Research shows how much value consumers assign to various apps
Have you ever considered the value you place on your favorite free apps? Many services remain free thanks to advertising. But what if things changed? Suppose Google and consumers had to agree on a price for Google Maps? Would its value to you translate into a monthly dollar amount — or none at all?
We’re attached to so many free services, yet we know rumbling beneath the surface of each service is an ambitious business navigating a complex and changing market.
In a recent study, we set out to measure the value regular users placed on 16 of the most widely-used apps, asking respondents what they’d pay if a subscription fee was required. They had the option to say they would pay nothing and discontinue use, without access to a free alternative.
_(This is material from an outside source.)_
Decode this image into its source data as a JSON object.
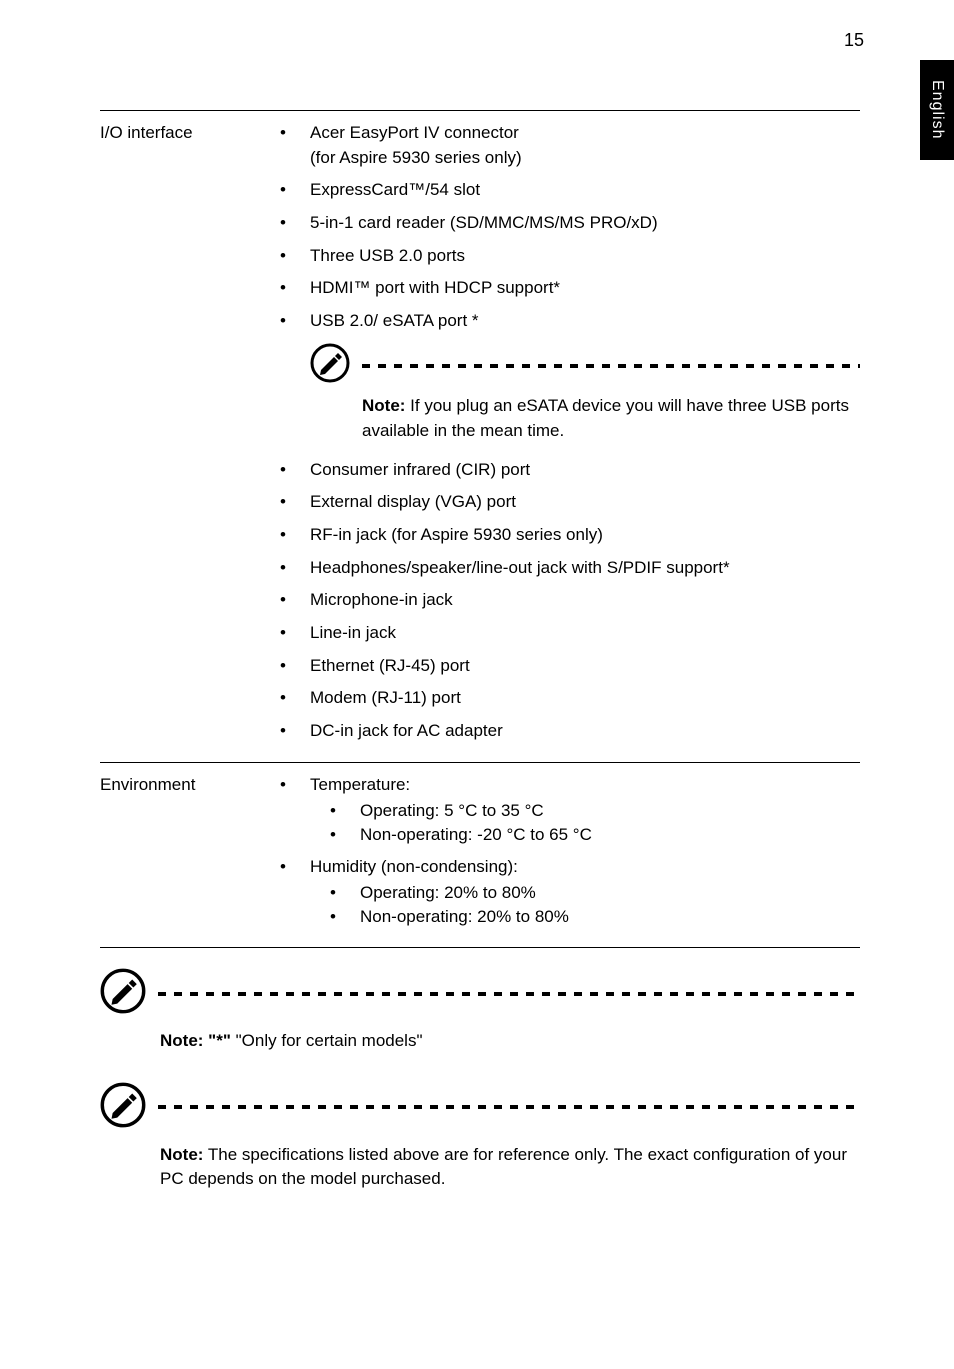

What did we hope to learn? Our goal wasn’t to offer bankable projections for Silicon Valley but, instead, to provide some indicators to inform an ongoing discussion of how value is created and perceived in the digital age.
Doesn’t seem like much, right? Not one of these hypothetical fees would amount to more than $50 per year. (But, as you’ll see in a moment, that doesn’t mean companies couldn’t make extraordinary sums of money at these price points, given the number of users they’ve accumulated.)
Among the facts we learned along the way: women would pay 20% more than men for Google Maps, Facebook and Pinterest, and millennials would pay 78% more for Instagram and 42% more for Google Maps than baby boomers. The five apps users are least willing to pay money for? Facebook, Facebook Messenger, Venmo, Instagram and Twitter.
A hypothetical future.
Once we gathered data showing what consumers would pay for various apps, we were eager to compare each company’s current advertising revenue against what they would hypothetically earn if they charged the percentage of users willing to pay the average amount respondents established per app.
Per this analysis, all nine companies for which we projected revenue would stand to earn more in a hypothetical paid future. That includes Facebook, which had the highest percentage of users report they wouldn’t pay anything for the app.
There are countless factors that influence consumer behavior over time, even when a business model is static, let alone when it undergoes a change of this magnitude. Our goal was not to provide a roadmap to greater technology-industry profitability, but to instead show that our digital world has upended the old idea that there’s no value in receiving something for nothing.
From June 14 to 15, 2019, we surveyed 2,004 consumers through a paid online market research platform. Survey respondents ranged in age from 18 to 71 years old; 55% were female and 45% male.
To establish revenue projections, we used the latest publicly available data from each company, with regard to annual ad-based revenue and number of active monthly users (sources available upon request). Then we created an adjusted projection of monthly users per platform, based on what percentage of our respondents said they would not pay anything for a given app. With that new number of users, we multiplied by the average monthly fee established by our respondents, then by 12 months, to establish projected annual revenue.